Ce dernier déduit en l'occurrence du fait que la poursuivie n'a plus d'adresse connue à Genève qu'elle n'y serait plus domiciliée. Ce raisonnement ne peut toutefois être suivi : ni le fait que la poursuivie n'habite plus à l'adresse indiquée à l'époque à l'OCP, ni celui qu'elle n'ait pas communiqué de nouvelle adresse à cette autorité ne permettent en effet de retenir, avec un degré de certitude suffisant, qu'elle aurait renoncé à faire de Genève le centre de ses intérêts personnels et professionnels. Il ne résulte en particulier pas du dossier que la poursuivie se serait installée à l'étranger ou dans un autre canton, ou que le but de sa venue à Genève se serait accompli. Dans ces circonstances, et au vu des maigres éléments de fait dont il disposait, l'Office ne pouvait conclure à la disparition du for de poursuite ayant existé à Genève.

La plainte est donc bien fondée dans la mesure où il est reproché à l'Office d'avoir prématurément dénié l'existence d'un for de poursuite. La décision de non-lieu du 7 février 2017 sera donc annulée.
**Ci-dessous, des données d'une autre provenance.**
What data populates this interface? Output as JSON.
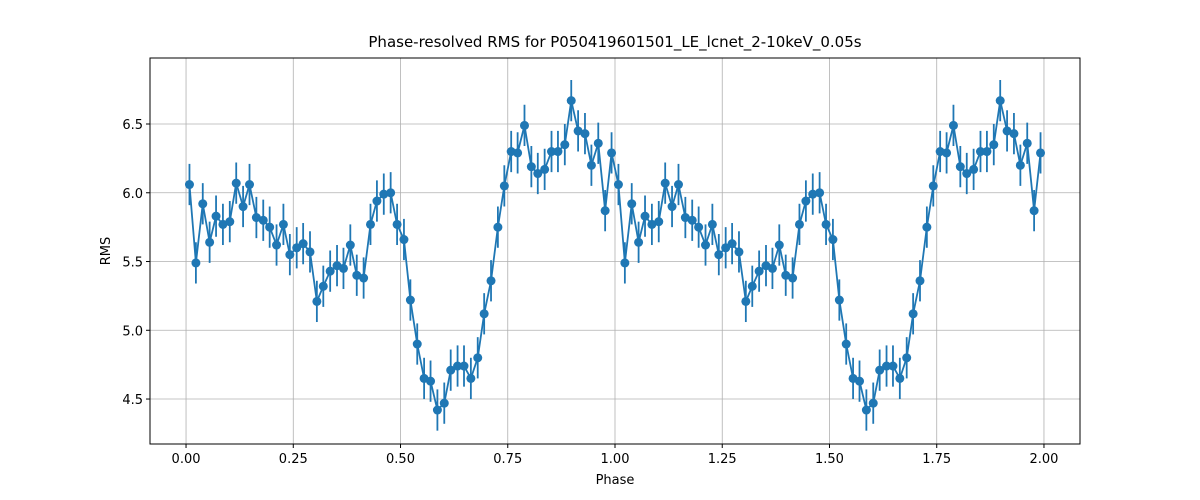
{
  "chart_data": {
    "type": "errorbar",
    "title": "Phase-resolved RMS for P050419601501_LE_lcnet_2-10keV_0.05s",
    "xlabel": "Phase",
    "ylabel": "RMS",
    "xlim": [
      -0.084,
      2.084
    ],
    "ylim": [
      4.173,
      6.98
    ],
    "xticks": [
      {
        "value": 0,
        "label": "0.00"
      },
      {
        "value": 0.25,
        "label": "0.25"
      },
      {
        "value": 0.5,
        "label": "0.50"
      },
      {
        "value": 0.75,
        "label": "0.75"
      },
      {
        "value": 1,
        "label": "1.00"
      },
      {
        "value": 1.25,
        "label": "1.25"
      },
      {
        "value": 1.5,
        "label": "1.50"
      },
      {
        "value": 1.75,
        "label": "1.75"
      },
      {
        "value": 2,
        "label": "2.00"
      }
    ],
    "yticks": [
      {
        "value": 4.5,
        "label": "4.5"
      },
      {
        "value": 5,
        "label": "5.0"
      },
      {
        "value": 5.5,
        "label": "5.5"
      },
      {
        "value": 6,
        "label": "6.0"
      },
      {
        "value": 6.5,
        "label": "6.5"
      }
    ],
    "grid": true,
    "color": "#1f77b4",
    "x": [
      0.008,
      0.023,
      0.039,
      0.055,
      0.07,
      0.086,
      0.102,
      0.117,
      0.133,
      0.148,
      0.164,
      0.18,
      0.195,
      0.211,
      0.227,
      0.242,
      0.258,
      0.273,
      0.289,
      0.305,
      0.32,
      0.336,
      0.352,
      0.367,
      0.383,
      0.398,
      0.414,
      0.43,
      0.445,
      0.461,
      0.477,
      0.492,
      0.508,
      0.523,
      0.539,
      0.555,
      0.57,
      0.586,
      0.602,
      0.617,
      0.633,
      0.648,
      0.664,
      0.68,
      0.695,
      0.711,
      0.727,
      0.742,
      0.758,
      0.773,
      0.789,
      0.805,
      0.82,
      0.836,
      0.852,
      0.867,
      0.883,
      0.898,
      0.914,
      0.93,
      0.945,
      0.961,
      0.977,
      0.992,
      1.008,
      1.023,
      1.039,
      1.055,
      1.07,
      1.086,
      1.102,
      1.117,
      1.133,
      1.148,
      1.164,
      1.18,
      1.195,
      1.211,
      1.227,
      1.242,
      1.258,
      1.273,
      1.289,
      1.305,
      1.32,
      1.336,
      1.352,
      1.367,
      1.383,
      1.398,
      1.414,
      1.43,
      1.445,
      1.461,
      1.477,
      1.492,
      1.508,
      1.523,
      1.539,
      1.555,
      1.57,
      1.586,
      1.602,
      1.617,
      1.633,
      1.648,
      1.664,
      1.68,
      1.695,
      1.711,
      1.727,
      1.742,
      1.758,
      1.773,
      1.789,
      1.805,
      1.82,
      1.836,
      1.852,
      1.867,
      1.883,
      1.898,
      1.914,
      1.93,
      1.945,
      1.961,
      1.977,
      1.992
    ],
    "values": [
      6.06,
      5.49,
      5.92,
      5.64,
      5.83,
      5.77,
      5.79,
      6.07,
      5.9,
      6.06,
      5.82,
      5.8,
      5.75,
      5.62,
      5.77,
      5.55,
      5.6,
      5.63,
      5.57,
      5.21,
      5.32,
      5.43,
      5.47,
      5.45,
      5.62,
      5.4,
      5.38,
      5.77,
      5.94,
      5.99,
      6.0,
      5.77,
      5.66,
      5.22,
      4.9,
      4.65,
      4.63,
      4.42,
      4.47,
      4.71,
      4.74,
      4.74,
      4.65,
      4.8,
      5.12,
      5.36,
      5.75,
      6.05,
      6.3,
      6.29,
      6.49,
      6.19,
      6.14,
      6.17,
      6.3,
      6.3,
      6.35,
      6.67,
      6.45,
      6.43,
      6.2,
      6.36,
      5.87,
      6.29,
      6.06,
      5.49,
      5.92,
      5.64,
      5.83,
      5.77,
      5.79,
      6.07,
      5.9,
      6.06,
      5.82,
      5.8,
      5.75,
      5.62,
      5.77,
      5.55,
      5.6,
      5.63,
      5.57,
      5.21,
      5.32,
      5.43,
      5.47,
      5.45,
      5.62,
      5.4,
      5.38,
      5.77,
      5.94,
      5.99,
      6.0,
      5.77,
      5.66,
      5.22,
      4.9,
      4.65,
      4.63,
      4.42,
      4.47,
      4.71,
      4.74,
      4.74,
      4.65,
      4.8,
      5.12,
      5.36,
      5.75,
      6.05,
      6.3,
      6.29,
      6.49,
      6.19,
      6.14,
      6.17,
      6.3,
      6.3,
      6.35,
      6.67,
      6.45,
      6.43,
      6.2,
      6.36,
      5.87,
      6.29
    ],
    "errors": [
      0.15,
      0.15,
      0.15,
      0.15,
      0.15,
      0.15,
      0.15,
      0.15,
      0.15,
      0.15,
      0.15,
      0.15,
      0.15,
      0.15,
      0.15,
      0.15,
      0.15,
      0.15,
      0.15,
      0.15,
      0.15,
      0.15,
      0.15,
      0.15,
      0.15,
      0.15,
      0.15,
      0.15,
      0.15,
      0.15,
      0.15,
      0.15,
      0.15,
      0.15,
      0.15,
      0.15,
      0.15,
      0.15,
      0.15,
      0.15,
      0.15,
      0.15,
      0.15,
      0.15,
      0.15,
      0.15,
      0.15,
      0.15,
      0.15,
      0.15,
      0.15,
      0.15,
      0.15,
      0.15,
      0.15,
      0.15,
      0.15,
      0.15,
      0.15,
      0.15,
      0.15,
      0.15,
      0.15,
      0.15,
      0.15,
      0.15,
      0.15,
      0.15,
      0.15,
      0.15,
      0.15,
      0.15,
      0.15,
      0.15,
      0.15,
      0.15,
      0.15,
      0.15,
      0.15,
      0.15,
      0.15,
      0.15,
      0.15,
      0.15,
      0.15,
      0.15,
      0.15,
      0.15,
      0.15,
      0.15,
      0.15,
      0.15,
      0.15,
      0.15,
      0.15,
      0.15,
      0.15,
      0.15,
      0.15,
      0.15,
      0.15,
      0.15,
      0.15,
      0.15,
      0.15,
      0.15,
      0.15,
      0.15,
      0.15,
      0.15,
      0.15,
      0.15,
      0.15,
      0.15,
      0.15,
      0.15,
      0.15,
      0.15,
      0.15,
      0.15,
      0.15,
      0.15,
      0.15,
      0.15,
      0.15,
      0.15,
      0.15,
      0.15
    ]
  }
}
2.4 Le plaignant conclut à ce que la notification par publication du commandement de payer soit ordonnée.

Il résulte toutefois de la jurisprudence constante qu'une telle notification par publication ne peut intervenir qu'après que le poursuivant et l'Office ont procédé à toutes les démarches raisonnablement exigibles au regard des circonstances afin de déterminer une adresse de notification.

Or, il ressort du dossier que les recherches du poursuivant et celles de l'Office se sont avérées trop limitées. En particulier, les informations lacunaires obtenues auprès de la régie, qui n'a pas communiqué la date de départ, ni une éventuelle nouvelle adresse, ainsi que le caractère pour le moins laconique du rapport de l'agent notificateur dénotent qu'il existe encore des possibilités d'approfondir les recherches avant de procéder à une notification par voie de publication.

Il ne saurait donc être donné une suite favorable en l'état à la demande de notification par la voie édictale formulée par le poursuivant.

3. La procédure de plainte est gratuite (art. 20a al. 2 ch. 5 LP et art. 61 al. 2 let. a OELP) et il ne peut être alloué aucuns dépens dans cette procédure (art. 62 al. 2 OELP).


PAR CES MOTIFS,
La Chambre de surveillance :

A la forme :

Déclare recevable la plainte formée le 19 mai 2017 par A______ contre la décision de non-lieu rendue le 11 mai 2017 par l'Office des poursuites dans la poursuite n° 16 xxxx10 B.

Au fond :

L'admet partiellement.

Annule la décision de non-lieu du 11 mai 2017.

Invite l'Office des poursuites à continuer la procédure de poursuite dans le sens des considérants.

Siégeant :

Monsieur Patrick CHENAUX, président; Monsieur Michel BERTSCHY et
Monsieur Mathieu HOWALD, juges assesseurs; Madame Marie NIERMARECHAL, greffière.

 

Le président :

Patrick CHENAUX

 

La greffière :

Marie NIERMARECHAL

 


Voie de recours :

Le recours en matière civile au sens de l’art. 72 al. 2 let. a de la loi sur le Tribunal fédéral du 17 juin 2005 (LTF; RS 173.110) est ouvert contre les décisions prises par la Chambre de surveillance des Offices des poursuites et des faillites, unique autorité cantonale de surveillance en matière de poursuite pour dettes et faillite (art. 126 LOJ). Il doit être déposé devant le Tribunal fédéral, 1000 Lausanne 14, dans les dix jours qui suivent la notification de l'expédition complète de la présente décision (art. 100 al. 1 et 2 let. a LTF) ou dans les cinq jours en matière de poursuite pour effets de change (art. 100 al. 3 let. a LTF). L’art. 119 al. 1 LTF prévoit que si une partie forme un recours ordinaire et un recours constitutionnel, elle doit déposer les deux recours dans un seul mémoire. Le recours doit être rédigé dans une langue officielle, indiquer les conclusions, en quoi l'acte attaqué viole le droit et les moyens de preuve, et être signé (art. 42 LTF).

Le recours doit être adressé au Tribunal fédéral, 1000 Lausanne 14.